I have 11 different scars on my right foot and leg. Two of them are from the ankle to the thigh. I've had a few people to ask about them and a few more to stare, but I just go on about my business. I wear my shorts and I don't think twice about it. I truly feel sorry for people who have nothing better to do with their time than to try and find "faults" in others. I know it's easier said than done, but you don't owe anyone an explaination. Hold your head high, wear your swimsuit and enjoy your trip to Hawaii!!
 
I have many scars from surgeries and falling when I used to walk. Most of my scars don't show (on my back, stomach, hips). Though I have quite a few on my forehead. I also have some bald spots on the back of my head from pressure sore damage after surgery. Thankfully, I can use my other hair to cover it and my head rests on my headrest of my wheelchair. I remember after I had my port put in, there was a scar across my jugular and I thought, 'oh my gosh, it looks like I tried to commit suicide!' lol. The surgeon did a good job mostly getting the scar in the crease of my neck and now you can't see it.

I am more self conscious about how twisted my neck, feet, arms, and wrists are and my trach/vent.

I love growing out my fingernails because then people say, 'Wow!

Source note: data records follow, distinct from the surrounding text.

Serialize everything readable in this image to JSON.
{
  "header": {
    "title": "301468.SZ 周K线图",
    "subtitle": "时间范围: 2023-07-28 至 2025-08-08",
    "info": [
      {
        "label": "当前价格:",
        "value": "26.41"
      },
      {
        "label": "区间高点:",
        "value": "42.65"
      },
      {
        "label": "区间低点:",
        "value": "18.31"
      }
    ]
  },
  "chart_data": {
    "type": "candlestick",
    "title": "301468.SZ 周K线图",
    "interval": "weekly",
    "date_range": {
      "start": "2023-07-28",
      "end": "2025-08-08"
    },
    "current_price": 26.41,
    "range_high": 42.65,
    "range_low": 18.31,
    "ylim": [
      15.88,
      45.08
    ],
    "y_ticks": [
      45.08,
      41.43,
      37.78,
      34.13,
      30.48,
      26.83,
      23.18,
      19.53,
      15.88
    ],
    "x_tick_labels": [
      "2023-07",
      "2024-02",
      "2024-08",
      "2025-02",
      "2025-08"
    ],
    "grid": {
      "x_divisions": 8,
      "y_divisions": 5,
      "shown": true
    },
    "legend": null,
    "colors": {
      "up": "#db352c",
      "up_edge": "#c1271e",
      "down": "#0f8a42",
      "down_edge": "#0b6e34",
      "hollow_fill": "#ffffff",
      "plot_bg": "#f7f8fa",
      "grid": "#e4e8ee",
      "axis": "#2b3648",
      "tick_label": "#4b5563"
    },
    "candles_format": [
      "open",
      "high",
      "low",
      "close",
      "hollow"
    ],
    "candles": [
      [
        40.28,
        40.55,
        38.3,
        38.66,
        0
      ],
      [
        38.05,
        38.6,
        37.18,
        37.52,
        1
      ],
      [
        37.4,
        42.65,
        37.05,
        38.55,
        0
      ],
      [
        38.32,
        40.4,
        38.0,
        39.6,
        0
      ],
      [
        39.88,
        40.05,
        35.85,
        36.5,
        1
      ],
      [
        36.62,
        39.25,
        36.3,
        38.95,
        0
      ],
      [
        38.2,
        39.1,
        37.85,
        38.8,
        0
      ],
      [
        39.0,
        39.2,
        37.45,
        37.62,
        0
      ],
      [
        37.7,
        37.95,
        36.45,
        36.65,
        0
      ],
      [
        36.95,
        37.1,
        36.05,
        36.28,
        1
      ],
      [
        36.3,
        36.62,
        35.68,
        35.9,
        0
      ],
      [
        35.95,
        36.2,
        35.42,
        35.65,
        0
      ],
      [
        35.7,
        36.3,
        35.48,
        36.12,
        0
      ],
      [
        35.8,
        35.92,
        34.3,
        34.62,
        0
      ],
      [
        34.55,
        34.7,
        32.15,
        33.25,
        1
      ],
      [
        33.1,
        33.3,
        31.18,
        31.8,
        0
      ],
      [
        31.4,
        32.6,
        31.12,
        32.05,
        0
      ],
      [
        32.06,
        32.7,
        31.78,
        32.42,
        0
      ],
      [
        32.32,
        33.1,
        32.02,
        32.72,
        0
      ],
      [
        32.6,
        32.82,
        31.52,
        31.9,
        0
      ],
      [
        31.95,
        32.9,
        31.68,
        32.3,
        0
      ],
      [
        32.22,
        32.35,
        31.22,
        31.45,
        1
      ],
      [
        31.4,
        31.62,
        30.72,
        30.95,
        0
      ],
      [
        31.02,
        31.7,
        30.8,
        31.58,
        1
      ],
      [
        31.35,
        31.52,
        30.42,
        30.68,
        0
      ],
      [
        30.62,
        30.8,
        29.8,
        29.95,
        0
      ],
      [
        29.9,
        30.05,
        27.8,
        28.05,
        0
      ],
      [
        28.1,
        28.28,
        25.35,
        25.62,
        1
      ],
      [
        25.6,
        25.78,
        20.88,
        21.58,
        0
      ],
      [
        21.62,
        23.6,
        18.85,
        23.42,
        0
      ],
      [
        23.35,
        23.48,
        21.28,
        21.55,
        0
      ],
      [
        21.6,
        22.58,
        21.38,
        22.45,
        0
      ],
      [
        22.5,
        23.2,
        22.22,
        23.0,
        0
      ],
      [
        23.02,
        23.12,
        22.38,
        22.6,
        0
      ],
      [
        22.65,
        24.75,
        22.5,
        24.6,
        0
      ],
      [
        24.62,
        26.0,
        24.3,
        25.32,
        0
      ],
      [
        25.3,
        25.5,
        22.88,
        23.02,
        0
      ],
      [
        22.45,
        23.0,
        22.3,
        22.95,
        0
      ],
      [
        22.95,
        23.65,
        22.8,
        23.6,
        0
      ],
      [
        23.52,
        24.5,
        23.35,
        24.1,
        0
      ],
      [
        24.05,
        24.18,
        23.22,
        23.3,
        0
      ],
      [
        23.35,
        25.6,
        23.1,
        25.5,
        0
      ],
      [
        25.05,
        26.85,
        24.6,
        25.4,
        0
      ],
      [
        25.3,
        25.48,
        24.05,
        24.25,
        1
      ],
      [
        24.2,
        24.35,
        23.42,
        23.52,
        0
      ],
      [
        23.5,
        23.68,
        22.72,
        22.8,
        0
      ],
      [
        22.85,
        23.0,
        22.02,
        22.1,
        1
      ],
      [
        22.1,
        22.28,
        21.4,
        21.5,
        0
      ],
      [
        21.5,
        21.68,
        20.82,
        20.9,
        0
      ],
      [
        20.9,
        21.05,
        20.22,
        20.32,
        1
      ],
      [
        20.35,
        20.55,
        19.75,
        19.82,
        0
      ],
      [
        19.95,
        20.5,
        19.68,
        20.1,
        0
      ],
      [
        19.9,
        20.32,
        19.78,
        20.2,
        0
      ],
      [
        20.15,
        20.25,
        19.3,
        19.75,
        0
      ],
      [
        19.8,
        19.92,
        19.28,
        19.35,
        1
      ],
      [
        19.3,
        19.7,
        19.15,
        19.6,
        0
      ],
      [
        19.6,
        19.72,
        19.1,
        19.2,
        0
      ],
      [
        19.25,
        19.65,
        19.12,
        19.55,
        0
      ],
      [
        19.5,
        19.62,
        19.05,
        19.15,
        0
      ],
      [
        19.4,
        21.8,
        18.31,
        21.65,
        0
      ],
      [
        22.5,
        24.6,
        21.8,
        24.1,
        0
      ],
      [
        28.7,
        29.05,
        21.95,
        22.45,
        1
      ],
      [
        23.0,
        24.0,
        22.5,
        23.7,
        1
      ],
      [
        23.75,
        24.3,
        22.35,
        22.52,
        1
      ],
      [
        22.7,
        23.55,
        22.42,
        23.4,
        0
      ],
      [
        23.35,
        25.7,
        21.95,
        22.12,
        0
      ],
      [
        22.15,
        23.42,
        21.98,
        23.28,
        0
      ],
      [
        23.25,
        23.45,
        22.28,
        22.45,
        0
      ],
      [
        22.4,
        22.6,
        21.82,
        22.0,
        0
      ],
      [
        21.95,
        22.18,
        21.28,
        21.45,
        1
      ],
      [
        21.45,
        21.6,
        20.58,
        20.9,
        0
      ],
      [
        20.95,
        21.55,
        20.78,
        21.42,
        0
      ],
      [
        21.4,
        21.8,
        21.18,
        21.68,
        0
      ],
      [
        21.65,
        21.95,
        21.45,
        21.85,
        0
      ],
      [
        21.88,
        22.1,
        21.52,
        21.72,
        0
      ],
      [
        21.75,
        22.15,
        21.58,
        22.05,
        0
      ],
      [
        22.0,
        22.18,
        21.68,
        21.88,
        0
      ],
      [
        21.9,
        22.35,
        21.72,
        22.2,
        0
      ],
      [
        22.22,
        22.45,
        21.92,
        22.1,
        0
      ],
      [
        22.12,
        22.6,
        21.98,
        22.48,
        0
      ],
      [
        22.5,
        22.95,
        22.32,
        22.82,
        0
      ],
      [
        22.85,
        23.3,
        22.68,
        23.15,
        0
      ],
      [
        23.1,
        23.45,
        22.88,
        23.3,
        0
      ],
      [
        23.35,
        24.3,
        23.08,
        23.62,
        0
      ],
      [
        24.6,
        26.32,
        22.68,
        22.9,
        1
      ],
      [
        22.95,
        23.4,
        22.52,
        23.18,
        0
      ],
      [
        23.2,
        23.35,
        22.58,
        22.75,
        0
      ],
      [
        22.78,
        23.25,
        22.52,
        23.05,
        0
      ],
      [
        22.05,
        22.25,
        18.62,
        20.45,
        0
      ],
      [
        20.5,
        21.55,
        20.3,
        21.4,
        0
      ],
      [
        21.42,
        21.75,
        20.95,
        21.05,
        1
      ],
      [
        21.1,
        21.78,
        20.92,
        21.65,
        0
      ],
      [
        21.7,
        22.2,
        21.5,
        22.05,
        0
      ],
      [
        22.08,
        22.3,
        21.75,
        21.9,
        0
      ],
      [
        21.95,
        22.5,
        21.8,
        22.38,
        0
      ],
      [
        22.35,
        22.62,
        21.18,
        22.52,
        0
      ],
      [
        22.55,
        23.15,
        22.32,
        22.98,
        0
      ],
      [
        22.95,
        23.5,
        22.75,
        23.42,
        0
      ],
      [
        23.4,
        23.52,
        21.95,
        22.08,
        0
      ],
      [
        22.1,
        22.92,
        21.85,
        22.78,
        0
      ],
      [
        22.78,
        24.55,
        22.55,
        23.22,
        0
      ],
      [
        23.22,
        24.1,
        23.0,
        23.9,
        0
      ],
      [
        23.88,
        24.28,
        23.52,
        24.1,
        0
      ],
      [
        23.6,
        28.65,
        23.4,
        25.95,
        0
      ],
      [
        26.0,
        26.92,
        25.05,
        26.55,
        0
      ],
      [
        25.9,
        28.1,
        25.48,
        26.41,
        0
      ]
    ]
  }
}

You have such long, nice fingernails. How did you do that? I wish I could grow my fingernails long'--instead of commenting on my body or having pity...

I guess I am kind of rambling. Maybe have something bright or noticeable that will distract from the scars.

Generally I enjoy informing people about my disability...as long as they don't say, 'what's wrong with you?' :rolleyes:

Christamae
 
I have multiple scars from 25 years of 45 surgeries all over my body, due to the "skeletal damages" that the Apert Syndrome caused, before I was born. Also a visible one on my neck, from when I had a trach tube in, for a while. I don't let it bother me one bit, especially when my scar from my total hip replacement surgery is visible when wearing a bathing suit.

I'm happy to answer anyone's questions about my syndrome, why I use a wheelchair, or anything like that, without feeling like their intruding into my personal life. Apert Syndrome is so rare for a baby to have, and not very many people know about it. Yes, there were times that were extremely hard for me to deal with, like the staring, being laughed at, made fun of, and all of the worst things that could happen to someone with a "visible disability/syndrome" like mine. But, as I got older, I've learned that some people just don't really understand what it feels like, to walk in my shoes and to deal with a lot of surgeries, hospital stays, doctor visits, etc., more than an average person would spend.

A few people have asked me about the scar on my neck, but mostly they've asked me about why my fingers are so small, or why my toes are "fused", especially if I'm wearing sandals.

I can sympathize with someone that has visible multiple scars, and even though I would be curious to know about it, I would try to not make them feel "self-concious" about it. By the way, my fiance' Dan, and I are going to Hawaii too, in July, for our honeymoon. You'll love it there. I've been there only once (my mom has a couple of friends who live there) and I'm anxious to go back there, again, with not only Dan, but my mom too.

My Multicultural class instructor told us one day, that people with disabilities (especially those who use wheelchairs) get treated as if they are "head of the household" or as if they're "special". She told us of how her father-in-law was on nasal oxygen, and used a wheelchair throughout their entire trip; and how he would get treated by the Hawaiian people, as if he was "head of the household", compared to how he gets treated in the U.S., here in Oregon. This will be my first experience going to Hawaii with a wheelchair, so I'll have to see what she means by that.

Samantha :sunny: :sunny: :sunny: :sunny: :sunny: :sunny:
 
I too have a lot of scares, some pretty visible. I just tell people I have "collected" scars since a baby and these are "my war wounds" from many surgeries over the years. I just try and keep it light and keep my sense of humor. If they want to know why they are free to ask.